When most people think of tax evasion, famous figures like Chicago gangster Al Capone come to mind. Willie Nelson's tax-evasion rap even inspired an album from the country legend, as he released The IRS Tapes after getting hit with a $16 million tax bill.

Al Capone. Source: Wikimedia Commons.

But as the recent case of Beanie Baby billionaire Ty Warner shows, there's a new way for the IRS to go after Americans for tax evasion. In fact, the new law that helped nab Warner is causing havoc for millions of Americans worldwide.

What Warner did and how he got caught
Warner became one of the richest Americans on the back of his Beanie Baby empire, with the collectible stuffed animals inspiring a feeding frenzy among collectors in the 1990s. In a burst of demand that brought comparisons to the Dutch Tulip Bubble in the 17th century, Beanie Babies fetched huge prices at auctions, with speculators paying ever-higher amounts to get the latest offerings.

But the IRS alleged that Warner was keeping assets overseas without reporting them or their income on his taxes. The IRS found out because Swiss bank UBS (UBS -3.63%) provided the U.S. government with information about Warner's identity. Warner has chosen not to fight the tax-evasion charge, with plans to plead guilty and pay a whopping $53.6 million to settle the charges.

Why millions of Americans could be next
The scale of Warner's tax evasion was obviously larger than most Americans could ever manage. But based in part on the success the government had in working with UBS, a controversial law has already affected millions of expatriate U.S. citizens who live in other countries.

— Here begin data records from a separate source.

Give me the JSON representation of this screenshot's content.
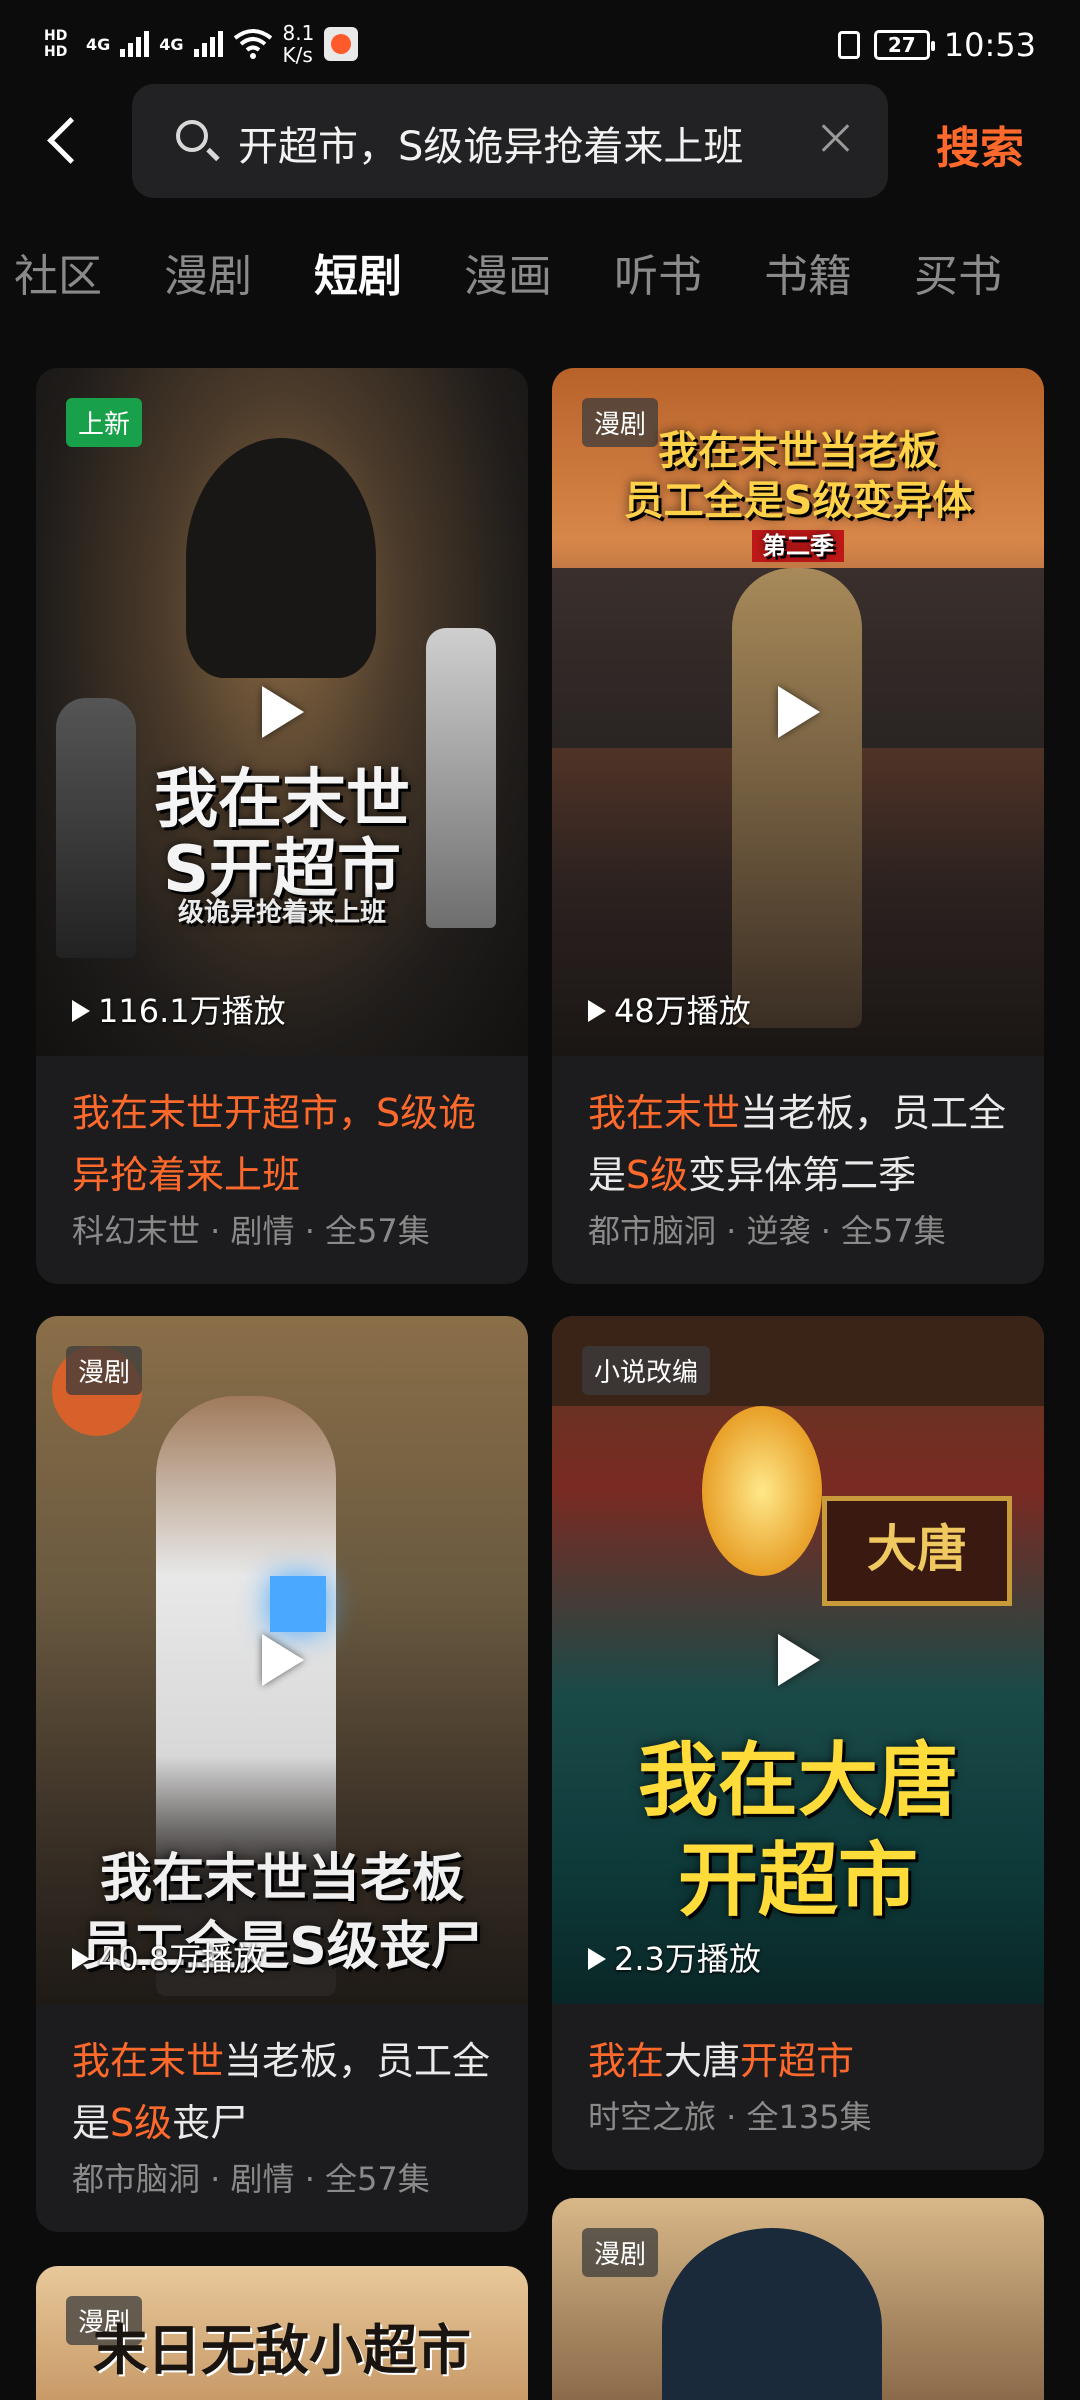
{
  "status_bar": {
    "hd1": "HD",
    "hd2": "HD",
    "net1": "4G",
    "net2": "4G",
    "speed_value": "8.1",
    "speed_unit": "K/s",
    "battery": "27",
    "time": "10:53"
  },
  "search": {
    "query": "开超市，S级诡异抢着来上班",
    "button_label": "搜索"
  },
  "tabs": [
    "社区",
    "漫剧",
    "短剧",
    "漫画",
    "听书",
    "书籍",
    "买书"
  ],
  "active_tab": "短剧",
  "cards": [
    {
      "badge": "上新",
      "views": "116.1万播放",
      "cover_title_line1": "我在末世",
      "cover_title_line2": "S开超市",
      "cover_title_line3": "级诡异抢着来上班",
      "title_part1": "我在末世开超市，S级诡异抢着来上班",
      "title_part2": "",
      "title_part3": "",
      "title_part4": "",
      "meta": "科幻末世 · 剧情 · 全57集"
    },
    {
      "badge": "漫剧",
      "views": "48万播放",
      "cover_title_line1": "我在末世当老板",
      "cover_title_line2": "员工全是S级变异体",
      "cover_title_line3": "第二季",
      "title_part1": "我在末世",
      "title_part2": "当老板，员工全是",
      "title_part3": "S级",
      "title_part4": "变异体第二季",
      "meta": "都市脑洞 · 逆袭 · 全57集"
    },
    {
      "badge": "漫剧",
      "views": "40.8万播放",
      "cover_title_line1": "我在末世当老板",
      "cover_title_line2": "员工全是S级丧尸",
      "title_part1": "我在末世",
      "title_part2": "当老板，员工全是",
      "title_part3": "S级",
      "title_part4": "丧尸",
      "meta": "都市脑洞 · 剧情 · 全57集"
    },
    {
      "badge": "小说改编",
      "views": "2.3万播放",
      "cover_title_line1": "我在大唐",
      "cover_title_line2": "开超市",
      "sign": "大唐",
      "title_part1": "我在",
      "title_part2": "大唐",
      "title_part3": "开超市",
      "title_part4": "",
      "meta": "时空之旅 · 全135集"
    },
    {
      "badge": "漫剧",
      "cover_title_line1": "末日无敌小超市"
    },
    {
      "badge": "漫剧"
    }
  ]
}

To root out more tax evasion, the Foreign Account Tax Compliance Act requires foreign banks and financial institutions to report assets that U.S. citizens hold overseas. Congressional estimates put the value of lost taxes at as much as $100 billion annually.

But the problem is that for an estimated 6 million Americans who live abroad, the law doesn't just cover seven-figure Swiss bank accounts. Americans and their banks have to complete complicated paperwork just for ordinary checking and savings accounts, making even ordinary aspects of personal finance a lot more onerous.

Willie Nelson. Source: Wikimedia Commons.

The issue has created incentives for U.S. banks to pull back on their own international business as well. JPMorgan Chase (JPM 0.49%) last month reportedly stopped taking on new business with foreign correspondent banks for which it provides transaction processing and currency-exchange services. Regulations to prevent money laundering make such business full of potential pitfalls, as British bank HSBC (HSBC -0.48%) discovered when it had to pay a fine of almost $2 billion because of a lack of such regulatory controls.

A tough deal for expats
Meanwhile, many American expatriates are having trouble even finding banks willing to deal with the paperwork. Increasingly, foreign banks don't want U.S. customers because of the disclosure laws.

In fact, some American expatriates are so fed up that they've renounced their U.S. citizenship over the law. Especially among wealthier citizens living abroad, the tax savings from changing citizenship to low-tax jurisdictions can be too much to pass up. That's part of what motivated Facebook (META -0.52%) co-founder Eduardo Saverin to give up his U.S. citizenship just before Facebook's IPO last year in favor of Singapore. The move saved Saverin from potential capital-gains tax liability and earned him lower rates on future earnings.

Don't be a tax-evader
With penalties of $10,000 for those who don't report overseas financial assets worth $50,000 or more and extra penalties applying for taxes resulting from unreported assets and income, the IRS means serious business. Even if the move prevents some true tax evasion, it has greatly inconvenienced the lives of millions of law-abiding Americans overseas and has cast a shadow over the perception of the U.S. around the world.